Les vieilles formules de socialisation/nationalisation des (grands) moyens de production ne correspondent plus trop à la complexification de la chaîne productive, à son éclatement opérationnel et international, à l’importance croissante des services externalisés de l’industrie, etc. La concentration du capital existe plus que jamais mais l’éclatement des unités de production, leur organisation en réseau international complexifie étonnement le problème.

Le jour venu (!) la résolution de ce problème sera nécessairement complexe et dépendante des circonstances concrètes entre les deux curseurs que sont la nature juridique des entreprises (leur propriété) et le recours à l’encadrement autoritaire des marges et des prix. Mais, en l’état, il serait plus efficace d’inverser la proposition : plutôt que de qualifier un seuil (les « grands » moyens de production, les « moyens », les « petits »…) pour définir les fameuses incursions dans la propriété privée, il pourrait être plus judicieux, afin d’être compris, de dire que nous sommes pour que les besoins de première nécessité, ainsi que la santé, l’éducation, l’énergie, l’eau, les grands transports, (rail, aérien domestique, fret lourd…) ne relèveront plus de la rationalité marchande et de la concurrence. Donc, pas simplement la nationalisation mais un hors-champs marchand. Bien que la résolution précise de cela soit très compliquée par essence (quelle relation client/fournisseurs entre ces secteurs et le marché ?), le message est d’abord celui du « bien public », et en définir le périmètre.

Solution de facilité ? Sans doute. Mais qui nous est dictée par la complexité du problème et l’impossibilité de préétablir un périmètre reposant sur d’autres critères. Elle détermine une première ligne offensive contre le marché, pas plus. Mais bien heureux celui ou celle qui saurait donner une formule programmatique à la socialisation, dans le seul périmètre français, d’une entreprise dont la majorité des actifs ne sont plus en France et qui fonctionne en réseaux au niveau mondial !

Toutes ces difficultés sont intuitivement comprises par une grande partie du salariat, et c’est heureux… Eux qui, au quotidien, collaborent avec des collègues à l’étranger, attendent des commandes venant d’une filiale étrangère, suivent les indications d’un bureau d’études lointain, utilisent un système informatique centralisé en Inde. On ne leur raconte pas des crasses sur l’expropriation hic et nunc.
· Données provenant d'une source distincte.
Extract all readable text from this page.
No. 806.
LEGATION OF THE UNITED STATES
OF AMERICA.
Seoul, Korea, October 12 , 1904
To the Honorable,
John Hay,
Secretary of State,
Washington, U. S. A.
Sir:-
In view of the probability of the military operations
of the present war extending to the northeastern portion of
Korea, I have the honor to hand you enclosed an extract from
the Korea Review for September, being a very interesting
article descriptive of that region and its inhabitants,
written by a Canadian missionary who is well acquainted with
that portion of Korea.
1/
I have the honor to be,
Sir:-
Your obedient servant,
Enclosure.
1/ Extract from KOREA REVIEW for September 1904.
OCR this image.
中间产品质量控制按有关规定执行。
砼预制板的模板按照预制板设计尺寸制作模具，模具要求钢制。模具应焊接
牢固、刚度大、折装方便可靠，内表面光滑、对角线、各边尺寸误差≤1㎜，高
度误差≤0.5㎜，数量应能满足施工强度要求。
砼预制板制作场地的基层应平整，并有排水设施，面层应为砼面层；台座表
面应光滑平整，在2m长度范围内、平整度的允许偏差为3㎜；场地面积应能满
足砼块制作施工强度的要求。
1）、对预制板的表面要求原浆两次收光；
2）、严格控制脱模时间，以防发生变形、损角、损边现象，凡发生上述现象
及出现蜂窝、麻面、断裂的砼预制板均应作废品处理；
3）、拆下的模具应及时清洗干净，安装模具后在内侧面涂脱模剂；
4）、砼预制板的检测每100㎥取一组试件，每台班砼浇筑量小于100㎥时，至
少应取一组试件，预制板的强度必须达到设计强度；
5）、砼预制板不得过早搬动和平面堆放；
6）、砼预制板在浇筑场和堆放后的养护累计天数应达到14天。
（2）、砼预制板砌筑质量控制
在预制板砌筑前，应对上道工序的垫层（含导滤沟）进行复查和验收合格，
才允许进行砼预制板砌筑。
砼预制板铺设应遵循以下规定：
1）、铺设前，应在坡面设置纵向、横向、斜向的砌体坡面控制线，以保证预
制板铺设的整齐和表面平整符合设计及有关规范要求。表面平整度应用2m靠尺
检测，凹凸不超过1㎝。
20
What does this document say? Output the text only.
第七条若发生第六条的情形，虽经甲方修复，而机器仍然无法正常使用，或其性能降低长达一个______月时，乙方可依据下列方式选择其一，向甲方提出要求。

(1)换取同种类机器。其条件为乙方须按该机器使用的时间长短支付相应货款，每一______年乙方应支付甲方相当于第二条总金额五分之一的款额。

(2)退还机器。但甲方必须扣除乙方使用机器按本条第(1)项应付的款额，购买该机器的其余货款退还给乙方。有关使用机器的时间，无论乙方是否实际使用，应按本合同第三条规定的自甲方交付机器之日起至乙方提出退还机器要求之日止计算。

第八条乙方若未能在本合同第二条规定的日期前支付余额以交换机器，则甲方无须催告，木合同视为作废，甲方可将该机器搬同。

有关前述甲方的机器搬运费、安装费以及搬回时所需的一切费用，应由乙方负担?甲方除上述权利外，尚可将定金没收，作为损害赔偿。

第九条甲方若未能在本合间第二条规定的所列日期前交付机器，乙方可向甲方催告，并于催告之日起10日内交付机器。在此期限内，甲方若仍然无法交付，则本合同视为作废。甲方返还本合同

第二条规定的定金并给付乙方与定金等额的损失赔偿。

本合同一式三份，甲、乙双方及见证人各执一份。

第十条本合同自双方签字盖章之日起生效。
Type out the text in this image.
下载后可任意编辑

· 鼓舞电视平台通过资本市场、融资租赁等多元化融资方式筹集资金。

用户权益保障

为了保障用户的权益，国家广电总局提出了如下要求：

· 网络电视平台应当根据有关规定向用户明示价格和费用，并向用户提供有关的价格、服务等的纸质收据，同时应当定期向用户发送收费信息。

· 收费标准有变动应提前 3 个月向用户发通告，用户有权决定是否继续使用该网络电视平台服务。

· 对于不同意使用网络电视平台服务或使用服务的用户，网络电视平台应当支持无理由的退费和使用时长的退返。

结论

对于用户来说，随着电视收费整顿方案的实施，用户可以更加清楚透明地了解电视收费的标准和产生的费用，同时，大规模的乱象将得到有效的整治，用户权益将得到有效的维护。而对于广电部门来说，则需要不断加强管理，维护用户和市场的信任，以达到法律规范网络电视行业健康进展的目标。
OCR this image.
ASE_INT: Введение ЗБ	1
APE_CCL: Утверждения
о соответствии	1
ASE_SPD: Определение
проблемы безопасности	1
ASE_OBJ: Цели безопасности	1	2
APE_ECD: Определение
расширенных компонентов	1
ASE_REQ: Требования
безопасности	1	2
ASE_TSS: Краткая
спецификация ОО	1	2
Nous devons aussi garder deux autres facteurs à l’esprit. Le premier est que le marché doit rester efficace pour réguler une partie importante de l’offre finale, une offre diversifiée pour laquelle la formation des prix ne peut être administrée. Mais, oui on se confronte alors aux inévitables questions de la « profitabilité » et de l’accumulation. A moins de se vouloir fidèles au carcan sclérosant de l’offre dans la planification stalinienne ? L’autre facteur tient tout simplement au processus politique et social concret d’une transition systémique : le risque permanent de crise et donc d’usure. Aussi, puisque nous n’en sommes qu’à l’évocation des premiers pas d’une transition, ne nous aventurons pas sur des formulations qui, par leur trop d’audace intemporelle, prêteraient immédiatement le flanc à une question sur la pénurie. Pas simplement la pénurie du chocolat fourré au kiwi, mais la pénurie de pièces et de composants pour toute l’industrie et les services.

La disparition du marché à horizon discutable n’étant pas envisageable, il faut donc lui définir une limite immédiate et préciser que nous voulons une société où le marché existe mais n’est plus hégémonique et n’exerce plus sa tyrannie. Il faut avancer sur ce terrain. Plein d’éminents économistes peuvent travailler à ce chantier et nous faire progresser collectivement. Il faut pouvoir donner une formulation algébrique des premiers pas d’une transition.

L’emploi

Il est assez significatif que les mots d’ordre d’expropriation aient surgi ces dernières années à l’occasion de plans de licenciements et de fermetures, mais fort peu, si ce n’est jamais, en ce qui concerne des industries polluantes ou des activités nuisibles. Ce n’est pas fortuit. J’ai tenté depuis quinze ans de mener un débat sur ces questions en m’opposant à l’usage inconsidéré et trop systématique du mot d’ordre « interdiction des licenciements », quand ce n’était pas celui des « licenciements boursiers » ou des « licenciements dans les entreprises qui font du profit », etc.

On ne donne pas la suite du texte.